The company’s growth has largely been customer-driven, with clients suddenly demanding a variety of services. Harlan entered the cut-vinyl business, Ehrman says, and then customers began asking for more signage projects. “From there we received requests for large-scale vinyl and wall murals,” he says.
Harlan added fabric-printing capabilities six years ago. Its display division has grown over the last few years into a full metalworking and woodworking shop. Just last year, it shut its typesetting equipment down; it needed replacing, but no one was even asking for the service. The entire film department is gone as well.
But these new resources have landed Harlan some major clients, including Hilton Hotels. The company prints banners for the hotel chain’s food stations, consisting of the company’s namesake, Doubletree Hotels, Hampton Hotels, and Homewood Suites. When Harlan printed the laminated signs that sit on the buffets, Hilton needed to be sure they would be durable. “I took one of [the signs] home and washed it six times in the dishwasher,” says Ehrman, just to reassure them that the ink wouldn’t run.
Which is another thing Harlan has come to pride itself on: personal touches.
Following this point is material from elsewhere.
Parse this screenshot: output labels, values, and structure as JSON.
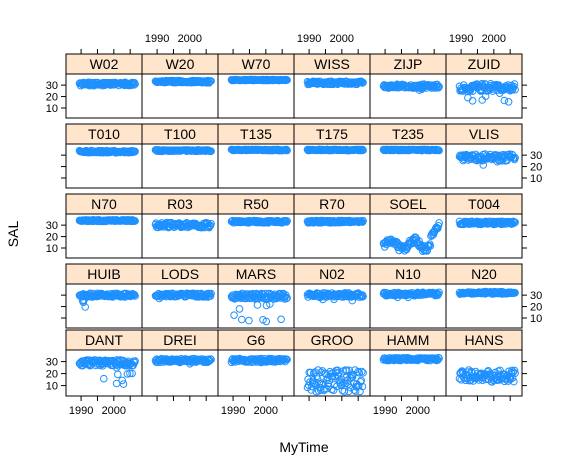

The 35-person company often invites potential clients to tour its facility. “If we can get the customers to come in here—because we are so diversified—they see the different processes we have and it gets the creative juices flowing,” Ehrman says. Whenever a client brings him a quirky project—like creating a graphic backing for an industrial baking pan, or 3-foot long CNC-routed flying spoons, complete with wings—he checks with the fabrication team about the capabilities, but they almost always say “yes.”